À cette occasion, retour sur le parcours du Vietnam, sur les efforts déployés pour apporter l’éducation jusque dans les régions reculées et auprès des populations issues des minorités ethniques.

En 1945, plus de 90 % de la population vietnamienne était analphabète. Le 8 septembre de la même année, le gouvernement provisoire créait le Service de l’éducation populaire, donnant ainsi le coup d’envoi à un vaste mouvement d’alphabétisation auquel des millions de Vietnamiens ont participé.

Entre 2020 et 2023, 79.280 personnes ont appris à lire et à écrire dans l’ensemble du pays, notamment dans les localités montagneuses et peuplées de minorités ethniques. Le taux d’alphabétisation atteint aujourd’hui 99,39 % chez les 15-35 ans et 99,10 % chez les 15-60 ans. Après la réorganisation administrative, 100 % des provinces et villes satisfont au niveau 1 des normes nationales d’éradication de l’illettrisme, et 76,5 % au niveau 2.

Des premières classes d’éducation populaire aux programmes actuels, la transmission du savoir s’est poursuivie au fil des générations.

Dans cette localité, 99 % des habitants appartiennent à des minorités ethniques, principalement aux ethnies thaï et muong. Certains apprenants ont plus de 50 ans, d’autres ont quitté l’école depuis plus de 40 ans... Les cours sont organisés le soir, pendant la journée ou à midi, en fonction des travaux agricoles et des saisons. La classe comptait initialement 40 élèves. À la fin du programme, ils étaient 45, tous ayant achevé leur cursus.

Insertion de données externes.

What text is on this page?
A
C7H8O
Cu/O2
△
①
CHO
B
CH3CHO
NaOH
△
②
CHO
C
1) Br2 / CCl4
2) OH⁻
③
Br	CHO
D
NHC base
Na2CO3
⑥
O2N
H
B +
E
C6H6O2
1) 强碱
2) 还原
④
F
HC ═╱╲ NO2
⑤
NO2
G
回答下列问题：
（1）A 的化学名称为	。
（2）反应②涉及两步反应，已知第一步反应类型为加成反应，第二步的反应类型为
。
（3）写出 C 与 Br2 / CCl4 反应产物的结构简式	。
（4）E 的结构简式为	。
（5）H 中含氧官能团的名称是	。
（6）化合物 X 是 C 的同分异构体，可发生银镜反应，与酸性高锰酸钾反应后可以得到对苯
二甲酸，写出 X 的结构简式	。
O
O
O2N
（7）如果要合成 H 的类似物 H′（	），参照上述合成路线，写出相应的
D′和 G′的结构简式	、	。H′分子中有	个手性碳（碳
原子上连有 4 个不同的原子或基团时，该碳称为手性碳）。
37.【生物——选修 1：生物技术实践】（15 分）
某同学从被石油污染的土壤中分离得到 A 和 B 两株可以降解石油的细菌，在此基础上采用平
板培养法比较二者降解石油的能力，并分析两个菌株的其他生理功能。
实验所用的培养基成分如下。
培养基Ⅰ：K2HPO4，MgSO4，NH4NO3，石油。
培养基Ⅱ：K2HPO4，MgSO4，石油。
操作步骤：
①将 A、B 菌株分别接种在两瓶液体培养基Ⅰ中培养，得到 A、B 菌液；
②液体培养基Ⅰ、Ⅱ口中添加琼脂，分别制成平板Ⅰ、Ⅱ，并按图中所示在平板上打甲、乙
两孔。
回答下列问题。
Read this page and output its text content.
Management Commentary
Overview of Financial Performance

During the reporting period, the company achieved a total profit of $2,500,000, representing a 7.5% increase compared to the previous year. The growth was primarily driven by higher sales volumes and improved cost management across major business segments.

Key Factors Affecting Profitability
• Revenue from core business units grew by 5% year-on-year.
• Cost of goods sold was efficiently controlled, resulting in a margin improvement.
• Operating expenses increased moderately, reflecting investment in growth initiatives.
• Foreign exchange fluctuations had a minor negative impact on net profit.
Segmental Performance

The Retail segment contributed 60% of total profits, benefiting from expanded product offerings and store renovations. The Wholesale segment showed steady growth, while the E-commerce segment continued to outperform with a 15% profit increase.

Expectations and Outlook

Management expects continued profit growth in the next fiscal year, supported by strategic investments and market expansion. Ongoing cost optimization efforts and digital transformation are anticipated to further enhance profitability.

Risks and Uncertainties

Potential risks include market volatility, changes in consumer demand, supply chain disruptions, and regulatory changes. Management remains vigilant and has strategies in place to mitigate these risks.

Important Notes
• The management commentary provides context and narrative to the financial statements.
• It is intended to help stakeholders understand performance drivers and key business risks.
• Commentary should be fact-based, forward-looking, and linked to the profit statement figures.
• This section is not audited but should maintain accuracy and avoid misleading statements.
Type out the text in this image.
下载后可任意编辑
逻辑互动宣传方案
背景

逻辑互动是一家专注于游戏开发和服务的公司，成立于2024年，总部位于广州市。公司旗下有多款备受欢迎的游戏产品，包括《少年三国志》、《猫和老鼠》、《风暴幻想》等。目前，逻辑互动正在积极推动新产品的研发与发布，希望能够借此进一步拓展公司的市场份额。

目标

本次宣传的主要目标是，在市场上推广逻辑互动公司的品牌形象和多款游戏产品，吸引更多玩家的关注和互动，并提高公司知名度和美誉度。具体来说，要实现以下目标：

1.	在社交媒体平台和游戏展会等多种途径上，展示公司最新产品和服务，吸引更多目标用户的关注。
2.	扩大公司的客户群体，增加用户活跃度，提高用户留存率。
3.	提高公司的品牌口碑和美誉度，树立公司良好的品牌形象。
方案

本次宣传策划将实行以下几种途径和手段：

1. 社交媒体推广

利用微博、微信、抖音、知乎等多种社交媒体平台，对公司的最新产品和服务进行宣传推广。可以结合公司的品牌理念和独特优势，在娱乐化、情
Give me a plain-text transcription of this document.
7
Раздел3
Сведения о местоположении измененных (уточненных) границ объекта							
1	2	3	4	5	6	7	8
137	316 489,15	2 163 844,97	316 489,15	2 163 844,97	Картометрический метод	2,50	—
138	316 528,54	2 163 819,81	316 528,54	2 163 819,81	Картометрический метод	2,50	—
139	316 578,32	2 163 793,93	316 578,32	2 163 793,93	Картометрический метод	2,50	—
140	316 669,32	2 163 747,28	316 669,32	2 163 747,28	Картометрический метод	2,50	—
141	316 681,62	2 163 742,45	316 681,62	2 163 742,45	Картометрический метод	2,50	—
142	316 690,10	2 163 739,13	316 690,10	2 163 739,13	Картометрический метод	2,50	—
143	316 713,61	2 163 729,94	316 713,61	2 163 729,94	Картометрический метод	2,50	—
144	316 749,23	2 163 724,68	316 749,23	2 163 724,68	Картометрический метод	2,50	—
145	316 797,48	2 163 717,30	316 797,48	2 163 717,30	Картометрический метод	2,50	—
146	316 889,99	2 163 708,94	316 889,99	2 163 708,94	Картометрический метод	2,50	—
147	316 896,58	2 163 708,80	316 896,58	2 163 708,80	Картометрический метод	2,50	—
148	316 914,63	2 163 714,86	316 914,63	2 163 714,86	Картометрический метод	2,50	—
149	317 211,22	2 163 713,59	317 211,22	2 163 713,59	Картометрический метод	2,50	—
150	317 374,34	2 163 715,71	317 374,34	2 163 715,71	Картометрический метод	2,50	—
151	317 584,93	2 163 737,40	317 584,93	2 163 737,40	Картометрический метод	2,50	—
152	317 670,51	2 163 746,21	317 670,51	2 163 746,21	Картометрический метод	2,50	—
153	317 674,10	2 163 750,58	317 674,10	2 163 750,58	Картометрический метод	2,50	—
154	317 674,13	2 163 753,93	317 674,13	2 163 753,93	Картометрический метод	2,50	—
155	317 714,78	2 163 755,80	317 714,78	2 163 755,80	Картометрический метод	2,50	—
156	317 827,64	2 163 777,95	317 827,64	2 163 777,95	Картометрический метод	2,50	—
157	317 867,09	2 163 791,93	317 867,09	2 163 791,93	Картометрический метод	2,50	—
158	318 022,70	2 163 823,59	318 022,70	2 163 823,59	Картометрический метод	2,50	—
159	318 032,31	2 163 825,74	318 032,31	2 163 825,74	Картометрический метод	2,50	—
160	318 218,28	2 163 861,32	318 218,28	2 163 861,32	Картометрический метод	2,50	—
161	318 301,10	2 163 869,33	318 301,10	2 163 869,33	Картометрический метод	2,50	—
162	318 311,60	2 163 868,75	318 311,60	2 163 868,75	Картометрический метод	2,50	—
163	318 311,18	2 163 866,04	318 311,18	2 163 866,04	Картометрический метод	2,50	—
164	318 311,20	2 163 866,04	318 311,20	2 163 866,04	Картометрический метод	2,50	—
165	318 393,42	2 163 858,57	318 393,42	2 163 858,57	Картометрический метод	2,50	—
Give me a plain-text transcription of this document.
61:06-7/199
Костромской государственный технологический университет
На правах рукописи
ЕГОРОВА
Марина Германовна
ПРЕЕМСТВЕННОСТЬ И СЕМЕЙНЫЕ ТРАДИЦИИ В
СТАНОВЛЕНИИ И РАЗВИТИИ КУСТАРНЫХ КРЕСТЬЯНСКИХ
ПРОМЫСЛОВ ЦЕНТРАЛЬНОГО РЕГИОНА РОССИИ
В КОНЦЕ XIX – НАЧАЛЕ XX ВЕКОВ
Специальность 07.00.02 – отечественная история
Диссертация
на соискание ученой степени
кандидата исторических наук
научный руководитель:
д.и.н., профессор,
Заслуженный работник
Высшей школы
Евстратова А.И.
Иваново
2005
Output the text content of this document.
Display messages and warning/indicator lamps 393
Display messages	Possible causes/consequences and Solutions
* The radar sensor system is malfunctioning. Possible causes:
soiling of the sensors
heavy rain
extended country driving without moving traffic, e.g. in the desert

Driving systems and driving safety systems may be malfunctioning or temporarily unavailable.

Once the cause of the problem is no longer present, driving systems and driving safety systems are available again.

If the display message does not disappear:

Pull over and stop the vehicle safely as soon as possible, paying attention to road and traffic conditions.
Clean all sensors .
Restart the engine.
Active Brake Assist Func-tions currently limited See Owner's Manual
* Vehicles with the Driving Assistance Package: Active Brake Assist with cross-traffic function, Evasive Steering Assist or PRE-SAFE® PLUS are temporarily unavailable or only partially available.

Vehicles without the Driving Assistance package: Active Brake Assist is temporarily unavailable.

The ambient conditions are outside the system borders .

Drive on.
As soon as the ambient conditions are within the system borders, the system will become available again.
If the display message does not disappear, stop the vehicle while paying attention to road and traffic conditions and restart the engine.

À Phuc Son, les apprenants participent également chaque mois à des séances de lecture de livres et de journaux et échangent leurs expériences en matière de développement économique familial. Entre deux cours, ils pratiquent le xoe traditionnel, une danse emblématique des communautés thaï, la danse sur bambous, fabriquent des còn, des balles traditionnelles utilisées dans les jeux populaires, ou jouent au volley-ball..

Dans l’ancien district frontalier de Duc Co, dans la province de Gia Lai, 20 classes d’alphabétisation ont été ouvertes entre 2022 et 2025, accueillant plus de 600 apprenants. Les gardes-frontières de Gia Lai organisent eux aussi des cours pour les habitants des zones frontalières. Les parents qui doivent venir en classe avec leurs jeunes enfants bénéficient notamment de conditions adaptées pour pouvoir poursuivre leur apprentissage.

Dans ces classes particulières, les apprenants ne se contentent pas d’apprendre à lire et à écrire. Ils apprennent également à compter, à lire des documents administratifs, à mettre leurs connaissances au service de leur activité professionnelle et gagnent progressivement en assurance lorsqu’ils sortent de leur village.

Aujourd’hui, les cours d’alphabétisation ne visent plus seulement à permettre aux apprenants de reconnaître les lettres. Les contenus sont adaptés aux besoins concrets de la vie quotidienne: calculer le prix de produits agricoles, remplir des documents administratifs, accéder aux services publics, lire des informations et mettre en pratique les connaissances acquises dans les activités de production.

C’est aussi un moyen de prévenir le retour à l’illettrisme: apprendre pour pouvoir utiliser immédiatement ses connaissances dans la vie de tous les jours.

Dans de nombreuses régions peuplées de minorités ethniques, les politiques d’aide à l’alimentation, à l’hébergement, aux études et au transport, ainsi que le développement des écoles semi-internats et internats, permettent aux enfants d’accéder plus facilement à l’éducation.

À l’école primaire et secondaire de Chu Dang Ya, dans la province de Gia Lai, près de 90 % des quelque 500 élèves sont issus de minorités ethniques, principalement de l’ethnie Jarai. La fréquentation scolaire y a progressé, tandis que le décrochage a reculé et que la qualité de l’enseignement s’est progressivement améliorée.

Il y a 80 ans, l’objectif était que chaque Vietnamien puisse lire et écrire. Aujourd’hui, l’ambition est de permettre à chacun d’accéder au savoir, aux technologies et à de nouvelles possibilités de développement.

Des premières classes d’éducation populaire aux cours du soir dans les villages reculés, jusqu’à l’«alphabétisation numérique pour tous» à l’ère de la transformation numérique, l’esprit de démocratisation du savoir se poursuit. Il s’agit de faire en sorte que la distance géographique, l’âge ou les conditions de vie ne deviennent jamais des obstacles au droit à l’éducation.